Northwestern University researchers design face mask sensor


(TNS) – A new smart sensor that measures face mask fit may prove useful for workers who need to know their mask is working, according to researchers at Northwestern University.

FaceBit, as it’s called, also measures heart rate and breathing, similar to the Fitbit fitness wearable, but with extra attention to mask fit.

The quarter-sized device fits any mask with an accompanying magnet. It sends information to a smartphone app which displays the results and alerts the wearer to conditions such as a high pulse or a leak in the mask.

The device verifies the fit of the mask by measuring the change in breathing resistance of the wearer, co-developer Josiah Hester noted. Hester is an assistant professor of computer science, computer and electrical engineering at Northwestern’s McCormick School of Engineering.

Healthcare workers now have to undergo tedious 20-minute tests to make sure the mask fits properly. The test involves wearing a face shield, then spraying a sweet or bitter spray on the face and seeing if the worker can smell it. If so, the mask is not tight enough.

The FaceBit likely won’t replace those tests, but could give warnings if a mask becomes dislodged or begins to leak, Hester said.

The device also measures respiration by the force of each breath and heart rate by tiny movements of the head caused by the rush of blood to the neck.

As originally planned, users may include healthcare workers, but also others who need a good mask fit, such as miners and those who clean the environment or work with chemicals. toxic.

But now that the US Centers for Disease Control and Prevention has recommended that the public can choose to wear properly fitted N95 and KN95 respirators to get better protection against COVID-19, it may be that the public is more interested in the fit of the mask.

“It definitely moves to where fit will matter the most because omicron is so transmissible,” Hester said. “We know mask fit is a big industry issue, but now it’s much more important to the general population.”

Northwestern engineers have developed a dozen prototype FaceBits over the past year with a $200,000 grant from the National Science Foundation.

The researchers shared their information in an open-source format online, so other researchers could replicate and expand their work.

Before the device can be mass-produced, clinical studies would be needed to prove its use in the field, which could take some time.
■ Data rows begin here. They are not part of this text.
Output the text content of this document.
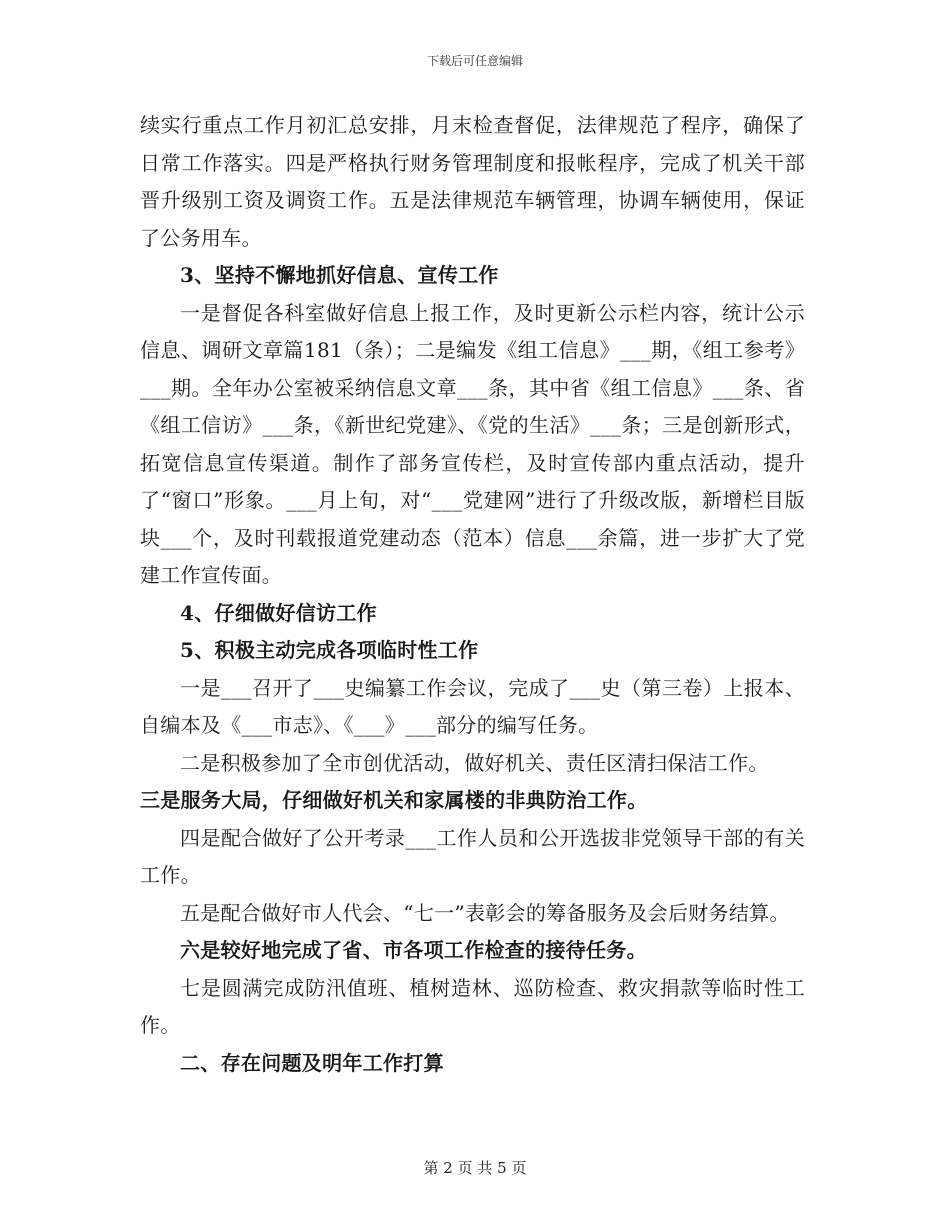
下载后可任意编辑

续实行重点工作月初汇总安排，月末检查督促，法律规范了程序，确保了日常工作落实。四是严格执行财务管理制度和报帐程序，完成了机关干部晋升级别工资及调资工作。五是法律规范车辆管理，协调车辆使用，保证了公务用车。

3、坚持不懈地抓好信息、宣传工作

一是督促各科室做好信息上报工作，及时更新公示栏内容，统计公示信息、调研文章篇181（条）；二是编发《组工信息》___期，《组工参考》___期。全年办公室被采纳信息文章___条，其中省《组工信息》___条、省《组工信访》___条，《新世纪党建》、《党的生活》___条；三是创新形式，拓宽信息宣传渠道。制作了部务宣传栏，及时宣传部内重点活动，提升了“窗口”形象。___月上旬，对“___党建网”进行了升级改版，新增栏目版块___个，及时刊载报道党建动态（范本）信息___余篇，进一步扩大了党建工作宣传面。

4、仔细做好信访工作

5、积极主动完成各项临时性工作

一是___召开了___史编纂工作会议，完成了___史（第三卷）上报本、自编本及《___市志》、《___》___部分的编写任务。

二是积极参加了全市创优活动，做好机关、责任区清扫保洁工作。

三是服务大局，仔细做好机关和家属楼的非典防治工作。

四是配合做好了公开考录___工作人员和公开选拔非党领导干部的有关工作。

五是配合做好市人代会、“七一”表彰会的筹备服务及会后财务结算。

六是较好地完成了省、市各项工作检查的接待任务。

七是圆满完成防汛值班、植树造林、巡防检查、救灾捐款等临时性工作。

二、存在问题及明年工作打算

第 2 页 共 5 页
At an estimated production cost of $40 to $110 per device, it’s not trivial, but cheaper than a Fitbit.

A small battery powers the device, but FaceBit can extend battery life by harvesting energy from the user’s breath and movement or the sun. The battery lasts approximately 11 days between charges.

the research has been published recently in the ACM Proceedings on Interactive, Mobile, Wearable, and Ubiquitous Technologies. The study found FaceBit’s accuracy to be similar to that of clinical-grade devices.